The federal government says it wants to put sick leave and disability benefits for public servants on the table, with an eye to reducing costs and getting sidelined employees back to work sooner.
The message to public sector unions was part of the federal budget's plan to return to a balanced budget, which also included plans to examine employee compensation and pensioner benefits and propose "changes to the labour relations regime."
"The government will be examining its human resources management practices and institutions in a number of areas, including disability and sick-leave management, with a view to ensuring that public servants receive appropriate services that support a more timely return to work," the budget document says.

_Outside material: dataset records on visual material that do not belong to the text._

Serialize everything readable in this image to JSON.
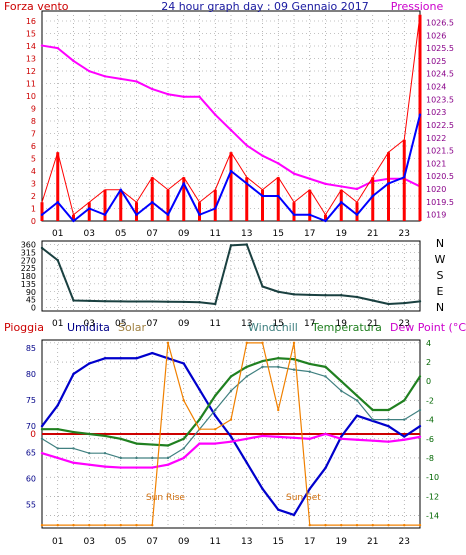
{
  "title": "24 hour graph day : 09 Gennaio 2017",
  "colors": {
    "wind": "#ff0000",
    "gust": "#0000ff",
    "pressure": "#ff00ff",
    "winddir": "#1a4040",
    "humidity": "#0000cc",
    "solar": "#f08000",
    "windchill": "#408080",
    "temperature": "#208020",
    "dewpoint": "#ff00ff",
    "rain": "#cc0000",
    "left_axis": "#cc0000",
    "right_axis": "#880088",
    "humidity_axis": "#000088",
    "temp_axis": "#006600",
    "dir_axis": "#000000",
    "grid": "#888888"
  },
  "hour_labels": [
    "01",
    "03",
    "05",
    "07",
    "09",
    "11",
    "13",
    "15",
    "17",
    "19",
    "21",
    "23"
  ],
  "chart_data": [
    {
      "type": "line",
      "name": "wind-pressure",
      "left_label": "Forza vento",
      "right_label": "Pressione",
      "left_ticks": [
        "0",
        "1",
        "2",
        "3",
        "4",
        "5",
        "6",
        "7",
        "8",
        "9",
        "10",
        "11",
        "12",
        "13",
        "14",
        "15",
        "16"
      ],
      "right_ticks": [
        "1019",
        "1019.5",
        "1020",
        "1020.5",
        "1021",
        "1021.5",
        "1022",
        "1022.5",
        "1023",
        "1023.5",
        "1024",
        "1024.5",
        "1025",
        "1025.5",
        "1026",
        "1026.5"
      ],
      "ylim_left": [
        0,
        16.8
      ],
      "ylim_right": [
        1018.75,
        1026.95
      ],
      "x": [
        0,
        1,
        2,
        3,
        4,
        5,
        6,
        7,
        8,
        9,
        10,
        11,
        12,
        13,
        14,
        15,
        16,
        17,
        18,
        19,
        20,
        21,
        22,
        23,
        24
      ],
      "series": [
        {
          "key": "pressure",
          "axis": "right",
          "values": [
            1025.6,
            1025.5,
            1025.0,
            1024.6,
            1024.4,
            1024.3,
            1024.2,
            1023.9,
            1023.7,
            1023.6,
            1023.6,
            1022.9,
            1022.3,
            1021.7,
            1021.3,
            1021.0,
            1020.6,
            1020.4,
            1020.2,
            1020.1,
            1020.0,
            1020.3,
            1020.4,
            1020.4,
            1020.1
          ]
        },
        {
          "key": "wind",
          "axis": "left",
          "values": [
            1.5,
            5.5,
            0.5,
            1.5,
            2.5,
            2.5,
            1.5,
            3.5,
            2.5,
            3.5,
            1.5,
            2.5,
            5.5,
            3.5,
            2.5,
            3.5,
            1.5,
            2.5,
            0.5,
            2.5,
            1.5,
            3.5,
            5.5,
            6.5,
            16.5
          ]
        },
        {
          "key": "gust",
          "axis": "left",
          "values": [
            0.5,
            1.5,
            0,
            1,
            0.5,
            2.5,
            0.5,
            1.5,
            0.5,
            3,
            0.5,
            1,
            4,
            3,
            2,
            2,
            0.5,
            0.5,
            0,
            1.5,
            0.5,
            2,
            3,
            3.5,
            8.5
          ]
        }
      ]
    },
    {
      "type": "line",
      "name": "wind-direction",
      "y_ticks": [
        "0",
        "45",
        "90",
        "135",
        "180",
        "225",
        "270",
        "315",
        "360"
      ],
      "compass": [
        "N",
        "W",
        "S",
        "E",
        "N"
      ],
      "ylim": [
        -20,
        380
      ],
      "x": [
        0,
        1,
        2,
        3,
        4,
        5,
        6,
        7,
        8,
        9,
        10,
        11,
        12,
        13,
        14,
        15,
        16,
        17,
        18,
        19,
        20,
        21,
        22,
        23,
        24
      ],
      "series": [
        {
          "key": "winddir",
          "values": [
            340,
            270,
            40,
            38,
            36,
            35,
            34,
            34,
            33,
            32,
            30,
            20,
            355,
            360,
            120,
            90,
            75,
            72,
            70,
            70,
            60,
            40,
            20,
            25,
            35
          ]
        }
      ]
    },
    {
      "type": "line",
      "name": "humidity-temperature",
      "labels": {
        "rain": "Pioggia",
        "humidity": "Umidita",
        "solar": "Solar",
        "windchill": "Windchill",
        "temperature": "Temperatura",
        "dewpoint": "Dew Point (°C)"
      },
      "annotations": [
        "Sun Rise",
        "Sun Set"
      ],
      "rain_value": "0",
      "humidity_ticks": [
        "55",
        "60",
        "65",
        "70",
        "75",
        "80",
        "85"
      ],
      "temp_ticks": [
        "4",
        "2",
        "0",
        "-2",
        "-4",
        "-6",
        "-8",
        "-10",
        "-12",
        "-14"
      ],
      "ylim_humidity": [
        50.5,
        86.5
      ],
      "ylim_temp": [
        -15.3,
        4.3
      ],
      "x": [
        0,
        1,
        2,
        3,
        4,
        5,
        6,
        7,
        8,
        9,
        10,
        11,
        12,
        13,
        14,
        15,
        16,
        17,
        18,
        19,
        20,
        21,
        22,
        23,
        24
      ],
      "series": [
        {
          "key": "humidity",
          "axis": "left",
          "values": [
            70,
            74,
            80,
            82,
            83,
            83,
            83,
            84,
            83,
            82,
            77,
            72,
            68,
            63,
            58,
            54,
            53,
            58,
            62,
            68,
            72,
            71,
            70,
            68,
            70
          ]
        },
        {
          "key": "temperature",
          "axis": "right",
          "values": [
            -5,
            -5,
            -5.3,
            -5.5,
            -5.7,
            -6,
            -6.5,
            -6.6,
            -6.7,
            -6,
            -4,
            -1.5,
            0.5,
            1.5,
            2.1,
            2.4,
            2.3,
            1.8,
            1.5,
            0,
            -1.5,
            -3,
            -3,
            -2,
            0.5
          ]
        },
        {
          "key": "dewpoint",
          "axis": "right",
          "values": [
            -7.5,
            -8,
            -8.5,
            -8.7,
            -8.9,
            -9,
            -9,
            -9,
            -8.7,
            -8,
            -6.5,
            -6.5,
            -6.3,
            -6,
            -5.7,
            -5.8,
            -5.9,
            -6,
            -5.5,
            -6,
            -6.1,
            -6.2,
            -6.3,
            -6.1,
            -5.8
          ]
        },
        {
          "key": "windchill",
          "axis": "right",
          "values": [
            -6,
            -7,
            -7,
            -7.5,
            -7.5,
            -8,
            -8,
            -8,
            -8,
            -7,
            -5,
            -3,
            -1,
            0.5,
            1.5,
            1.5,
            1.2,
            1,
            0.5,
            -1,
            -2,
            -4,
            -4,
            -4,
            -3
          ]
        },
        {
          "key": "solar",
          "axis": "right",
          "values": [
            -15,
            -15,
            -15,
            -15,
            -15,
            -15,
            -15,
            -15,
            4,
            -2,
            -5,
            -5,
            -4,
            4,
            4,
            -3,
            4,
            -15,
            -15,
            -15,
            -15,
            -15,
            -15,
            -15,
            -15
          ]
        }
      ]
    }
  ]
}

Public servants get 15 days of sick leave a year, which can accumulate and carry over year to year. Before sick employees can qualify for disability, they must exhaust any accumulated sick leave.

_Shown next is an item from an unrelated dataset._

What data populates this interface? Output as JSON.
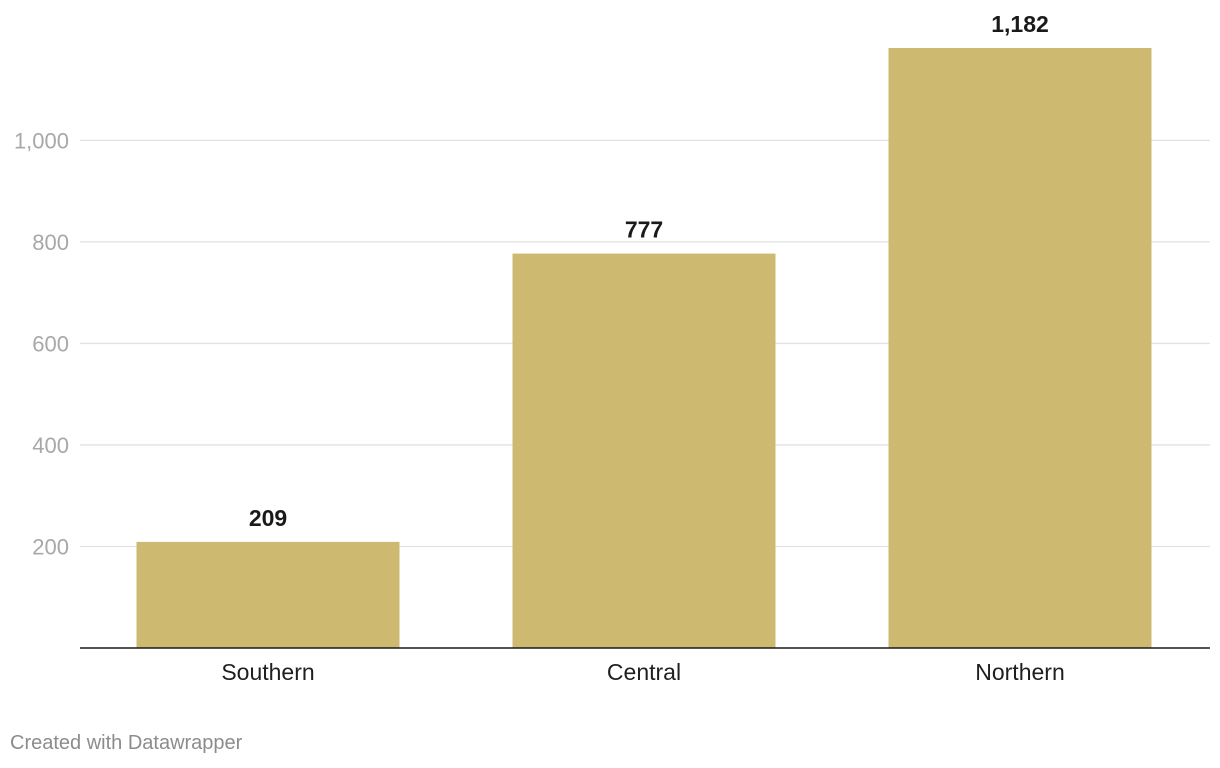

The disability plan has a 13-week waiting period, so people with less than 13 weeks of accumulated sick leave must take off work without pay other than Employment Insurance sick benefits.
There was no timetable given for when negotiations would begin, other than that the government said it would be consulting with stakeholders "in the coming months."

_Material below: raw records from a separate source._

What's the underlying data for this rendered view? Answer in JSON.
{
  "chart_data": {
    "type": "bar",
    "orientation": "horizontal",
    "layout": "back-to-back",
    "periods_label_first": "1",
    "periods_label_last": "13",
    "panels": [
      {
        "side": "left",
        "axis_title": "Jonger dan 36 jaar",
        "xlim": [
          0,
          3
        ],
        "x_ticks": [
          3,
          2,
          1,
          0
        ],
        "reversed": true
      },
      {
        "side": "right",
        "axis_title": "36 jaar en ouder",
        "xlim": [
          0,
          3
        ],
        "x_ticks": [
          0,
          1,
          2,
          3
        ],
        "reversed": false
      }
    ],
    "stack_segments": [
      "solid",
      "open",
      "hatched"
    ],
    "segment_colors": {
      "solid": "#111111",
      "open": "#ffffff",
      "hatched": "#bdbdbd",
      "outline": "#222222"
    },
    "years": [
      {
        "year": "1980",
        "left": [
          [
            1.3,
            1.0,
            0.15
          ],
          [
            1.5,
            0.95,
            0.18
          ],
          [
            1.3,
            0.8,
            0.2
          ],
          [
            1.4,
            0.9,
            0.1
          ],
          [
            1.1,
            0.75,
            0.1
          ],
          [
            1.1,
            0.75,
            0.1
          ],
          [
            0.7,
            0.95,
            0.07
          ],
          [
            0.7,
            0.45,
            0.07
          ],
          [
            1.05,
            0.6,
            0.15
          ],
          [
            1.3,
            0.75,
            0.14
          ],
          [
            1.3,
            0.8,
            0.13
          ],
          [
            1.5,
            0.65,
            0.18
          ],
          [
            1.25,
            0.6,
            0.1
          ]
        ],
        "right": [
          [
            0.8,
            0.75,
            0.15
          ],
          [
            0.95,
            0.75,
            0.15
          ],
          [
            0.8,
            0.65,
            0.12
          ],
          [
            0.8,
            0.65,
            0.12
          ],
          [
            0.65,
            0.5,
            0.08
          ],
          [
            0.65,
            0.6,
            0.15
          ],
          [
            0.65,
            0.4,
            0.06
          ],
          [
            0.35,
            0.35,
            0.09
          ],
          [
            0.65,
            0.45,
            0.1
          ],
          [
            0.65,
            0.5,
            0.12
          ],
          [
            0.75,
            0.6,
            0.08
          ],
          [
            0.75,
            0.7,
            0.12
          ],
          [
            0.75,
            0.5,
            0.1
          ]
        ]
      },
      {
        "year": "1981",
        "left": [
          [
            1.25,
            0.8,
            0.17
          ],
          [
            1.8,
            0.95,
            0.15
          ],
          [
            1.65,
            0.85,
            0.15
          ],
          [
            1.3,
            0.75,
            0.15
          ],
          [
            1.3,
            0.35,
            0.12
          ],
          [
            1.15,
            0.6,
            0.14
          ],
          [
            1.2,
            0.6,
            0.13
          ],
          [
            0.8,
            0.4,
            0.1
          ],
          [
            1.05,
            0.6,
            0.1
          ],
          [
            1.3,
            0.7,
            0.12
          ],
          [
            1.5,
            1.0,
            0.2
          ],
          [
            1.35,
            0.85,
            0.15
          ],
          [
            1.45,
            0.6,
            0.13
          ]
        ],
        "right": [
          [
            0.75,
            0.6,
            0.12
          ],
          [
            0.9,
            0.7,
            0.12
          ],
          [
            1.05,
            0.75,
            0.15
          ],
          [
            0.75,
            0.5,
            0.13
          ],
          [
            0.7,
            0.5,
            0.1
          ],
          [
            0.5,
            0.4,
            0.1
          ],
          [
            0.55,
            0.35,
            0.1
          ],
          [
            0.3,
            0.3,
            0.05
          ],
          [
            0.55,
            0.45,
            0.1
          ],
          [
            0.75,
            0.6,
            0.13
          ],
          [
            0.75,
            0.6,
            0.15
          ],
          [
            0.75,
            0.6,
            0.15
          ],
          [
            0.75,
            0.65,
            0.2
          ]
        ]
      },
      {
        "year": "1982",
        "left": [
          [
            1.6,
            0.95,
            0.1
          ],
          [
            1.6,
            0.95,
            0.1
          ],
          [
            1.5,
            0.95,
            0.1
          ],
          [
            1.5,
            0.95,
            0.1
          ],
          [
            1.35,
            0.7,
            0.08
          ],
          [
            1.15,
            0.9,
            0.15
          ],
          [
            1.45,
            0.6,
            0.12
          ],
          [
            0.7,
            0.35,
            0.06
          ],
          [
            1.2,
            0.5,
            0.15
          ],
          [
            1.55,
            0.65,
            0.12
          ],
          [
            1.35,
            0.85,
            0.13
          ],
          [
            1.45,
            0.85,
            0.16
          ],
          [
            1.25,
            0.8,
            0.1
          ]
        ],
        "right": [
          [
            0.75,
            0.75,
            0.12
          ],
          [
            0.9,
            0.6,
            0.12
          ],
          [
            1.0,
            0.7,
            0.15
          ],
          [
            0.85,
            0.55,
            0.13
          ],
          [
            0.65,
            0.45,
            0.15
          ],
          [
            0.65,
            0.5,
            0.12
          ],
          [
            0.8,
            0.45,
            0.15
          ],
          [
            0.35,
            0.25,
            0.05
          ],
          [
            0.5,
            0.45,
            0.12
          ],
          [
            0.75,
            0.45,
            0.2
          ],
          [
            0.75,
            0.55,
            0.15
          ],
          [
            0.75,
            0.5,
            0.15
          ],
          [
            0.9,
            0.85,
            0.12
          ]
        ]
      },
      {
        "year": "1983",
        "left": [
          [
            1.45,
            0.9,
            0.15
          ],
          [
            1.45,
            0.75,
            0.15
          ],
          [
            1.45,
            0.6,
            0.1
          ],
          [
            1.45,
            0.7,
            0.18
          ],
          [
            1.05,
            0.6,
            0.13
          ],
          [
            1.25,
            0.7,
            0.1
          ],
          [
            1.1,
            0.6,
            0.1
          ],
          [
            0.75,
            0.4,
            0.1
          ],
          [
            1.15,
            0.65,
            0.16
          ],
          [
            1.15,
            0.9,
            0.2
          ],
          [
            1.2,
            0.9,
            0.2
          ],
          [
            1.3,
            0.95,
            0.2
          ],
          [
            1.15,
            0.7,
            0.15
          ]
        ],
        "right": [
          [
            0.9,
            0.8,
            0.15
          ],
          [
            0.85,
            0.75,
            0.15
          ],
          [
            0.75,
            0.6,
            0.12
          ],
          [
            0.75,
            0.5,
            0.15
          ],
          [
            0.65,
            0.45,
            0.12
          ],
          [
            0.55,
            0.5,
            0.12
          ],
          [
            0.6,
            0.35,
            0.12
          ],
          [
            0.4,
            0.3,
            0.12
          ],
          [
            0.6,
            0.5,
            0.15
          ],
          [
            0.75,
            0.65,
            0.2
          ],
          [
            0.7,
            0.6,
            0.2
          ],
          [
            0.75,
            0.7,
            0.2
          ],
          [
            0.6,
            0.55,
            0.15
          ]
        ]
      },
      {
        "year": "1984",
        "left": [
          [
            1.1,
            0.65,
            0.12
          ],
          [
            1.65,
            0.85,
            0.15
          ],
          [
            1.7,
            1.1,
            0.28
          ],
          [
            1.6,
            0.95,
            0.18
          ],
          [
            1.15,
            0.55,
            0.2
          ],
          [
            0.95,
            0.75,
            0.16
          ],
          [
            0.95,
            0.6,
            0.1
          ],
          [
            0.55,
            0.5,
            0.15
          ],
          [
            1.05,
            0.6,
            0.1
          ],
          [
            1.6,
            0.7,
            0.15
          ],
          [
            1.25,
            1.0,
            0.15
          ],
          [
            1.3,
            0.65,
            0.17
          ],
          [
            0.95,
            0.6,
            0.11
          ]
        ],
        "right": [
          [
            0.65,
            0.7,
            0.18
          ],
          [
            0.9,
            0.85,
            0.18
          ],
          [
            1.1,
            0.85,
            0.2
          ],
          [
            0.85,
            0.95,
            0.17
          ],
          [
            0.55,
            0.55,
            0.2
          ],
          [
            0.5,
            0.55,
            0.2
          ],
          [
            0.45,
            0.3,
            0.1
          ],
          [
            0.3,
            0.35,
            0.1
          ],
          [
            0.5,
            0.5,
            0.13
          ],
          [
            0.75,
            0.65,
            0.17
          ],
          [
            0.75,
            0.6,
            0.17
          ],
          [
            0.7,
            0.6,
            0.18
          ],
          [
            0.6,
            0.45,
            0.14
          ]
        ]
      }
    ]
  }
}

Unions say plan is 'smoke and mirrors'
Public sector unions had been expecting the announcement, and had previously said they will fight any attempt to roll back their benefits.
In a Facebook post in advance of the tabling of the budget, Public Service Alliance of Canada national president Robyn Benson told the Conservative government to "back off" from their negotiated right.
After the budget was released, Benson said she believes the government is trying to get the public talking about sick days so they don't notice the decline in services.
"That's what they are up to, it's about smoke and mirrors and not being transparent," said Benson.
Claude Poirier, the national president of the Canadian Association of Professional Employees, said the government's plan for sick days is vague, and said he won't know what it all means until they get to the bargaining table.
"What's their intention behind the words, do they want to reopen collective agreements? I don't think so," said Poirier.
Cost pegged at $3.5B
A report last year from the Canadian Federation of Independent Businesses said public sector employees average 15.2 sick, disability and personal days a year. The public sector average is 12.9 days, while the private sector average is 8.2 days, the report found. The report said the annual cost to taxpayers of these extra days was $3.5 billion.
The potential savings of clawing back the benefits wouldn't make a significant contribution to the government's plan to balance the budget by 2015-16, but it could offer long-term savings, said Janice MacKinnon, the former finance minister for Saskatchewan.
MacKinnon said she expects the government to offer public sector unions an up-front benefit as a trade-off to any changes to sick days. She added that while unions may not want to budge, they may feel public pressure to do so.